Maiduguri. — At least 21 people were killed in two separate Boko Haram attacks on villages near the key city of Maiduguri in northeast Nigeria, a community leader and a witness said yesterday.
“They (Boko Haram) killed 12 people in Akida Village and nine others in Mbuta village during a raid,” said community leader Mustapha Abbagini.
A witness to the attack in Mbuta gave the same death toll while both said that the insurgents destroyed shops and homes in the raids, which happened on Thursday morning.
The two attacks came before a female suicide bomber blew herself up at a crowded market in the town of Biu, in the south of Borno state, of which Maiduguri is the capital.
A civilian vigilante helping the Nigerian Army in the counter-insurgency and a source at the town’s hospital both said that the death toll had risen from seven to 11 after the blast.
“Four more people, all of them adults, died at the hospital here in Biu while receiving treatment,” said the vigilante, Abor Kabiru.
A source at Biu General Hospital added: “Four of the victims brought here with injuries died at night and so far, at least 11 dead bodies have been identified.”
The death toll could increase further, as health officials were working to establish the identities of at least two other people who were blown apart by the strength of the blast.
The source asked not to be identified because they were not authorised to speak to the media.
“There are still about 13 victims who are receiving treatment while seven others with less severe injuries have been treated and discharged,” the source added.
The attack in Akida, which is some 25km from Maiduguri, happened at about 04:30 when villagers were asleep, said Abbagini.
After setting homes and businesses on fire, the insurgents left and attacked Mbuta at about 07:25, he added.
Mbuta resident Hamidu Bukar said: “The attackers destroyed about 25 houses and five shops in our village after killing nine people that attempted to flee from their assault.
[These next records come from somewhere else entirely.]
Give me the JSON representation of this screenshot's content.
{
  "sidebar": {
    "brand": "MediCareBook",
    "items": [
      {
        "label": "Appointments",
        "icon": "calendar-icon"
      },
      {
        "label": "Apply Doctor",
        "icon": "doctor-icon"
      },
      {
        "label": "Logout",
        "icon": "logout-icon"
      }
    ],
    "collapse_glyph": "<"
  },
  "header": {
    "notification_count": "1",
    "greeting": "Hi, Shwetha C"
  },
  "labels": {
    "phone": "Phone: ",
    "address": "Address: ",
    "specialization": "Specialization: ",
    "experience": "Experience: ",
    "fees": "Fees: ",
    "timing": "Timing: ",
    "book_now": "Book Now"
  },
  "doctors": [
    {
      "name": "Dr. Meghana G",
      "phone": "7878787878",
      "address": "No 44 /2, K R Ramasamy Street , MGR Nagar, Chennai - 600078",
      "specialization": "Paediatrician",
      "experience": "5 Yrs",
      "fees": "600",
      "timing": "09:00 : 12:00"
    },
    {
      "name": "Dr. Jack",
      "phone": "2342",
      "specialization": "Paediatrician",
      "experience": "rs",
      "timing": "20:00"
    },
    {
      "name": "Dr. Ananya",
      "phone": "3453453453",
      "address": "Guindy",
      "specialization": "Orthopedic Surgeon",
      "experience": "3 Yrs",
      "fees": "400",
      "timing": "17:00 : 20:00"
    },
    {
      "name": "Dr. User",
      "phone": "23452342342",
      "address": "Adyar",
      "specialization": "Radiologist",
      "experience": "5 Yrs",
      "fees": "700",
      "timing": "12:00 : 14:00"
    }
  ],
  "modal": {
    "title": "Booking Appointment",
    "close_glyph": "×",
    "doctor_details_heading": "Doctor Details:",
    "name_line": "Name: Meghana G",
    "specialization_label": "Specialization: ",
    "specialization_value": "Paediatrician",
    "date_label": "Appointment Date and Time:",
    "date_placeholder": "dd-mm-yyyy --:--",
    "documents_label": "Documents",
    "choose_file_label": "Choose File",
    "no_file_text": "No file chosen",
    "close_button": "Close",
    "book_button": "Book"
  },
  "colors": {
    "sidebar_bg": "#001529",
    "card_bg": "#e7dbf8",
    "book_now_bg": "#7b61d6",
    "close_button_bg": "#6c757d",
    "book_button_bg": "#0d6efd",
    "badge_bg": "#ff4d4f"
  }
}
“The attackers came from (the) Dikwa area (of Borno state) and they accused us for spying for military authorities . . . I don’t know what they mean by that.
“They threatened that if they fail in their future operations of advancing towards Maiduguri, they would destroy our villages.”
Meanwhile Boko Haram fighters attacked a Chadian village overnight, killing several people including a local chief, in the first known lethal attack by the Nigerian militant group in Chad, residents and a security source said yesterday.
Dozens of militants arrived in the early hours of the morning on motorised canoes at the fishing village on the shores of Lake Chad, setting houses ablaze and attacking a police station.
“They came on board three pirogues and succeeded in killing about ten people before being pushed back by the army,” said a resident of the village of Ngouboua, about 20km east of the Nigerian border.
Other local sources said that the death toll was lower, at between three and five.
The local chief, Mai Kolle, was killed in an exchange of gunfire with the army, they said.
An army spokesperson declined immediate comment on the attack.
Militants from the Sunni jihadist group, based in northern Nigeria, have stepped up cross-border attacks in recent weeks in their campaign to carve out an Islamist emirate around the Lake Chad area which borders Nigeria, Chad, Cameroon and Niger.
Thousands fled the Niger border town of Diffa this week after a wave of raids and suicide attacks.
Chad’s army, one of the best in the region, has joined a regional offensive against them and says it has killed hundreds of fighters in the past fortnight.
In a bid to contain Boko Haram, which has killed thousands and kidnapped hundreds in its five-year revolt, President Idriss Deby’s government mediated peace talks between the Nigerian government and the group last October.
The talks sought to secure the release of 200 schoolgirls from Nigeria’s Chibok but Boko Haram later said it had married off the schoolgirls to its fighters.
Chad is also the base for a French regional counter-insurgency operation “Barkhane” which provides intelligence and logistical support to the Chadian army.
A source in Barkhane reached by telephone in N’Djamena said he was not immediately aware of the attack.
Nigeria has postponed for six weeks a presidential election that had been due on Saturday, citing the security threat from Boko Haram. — Reuters/AFP.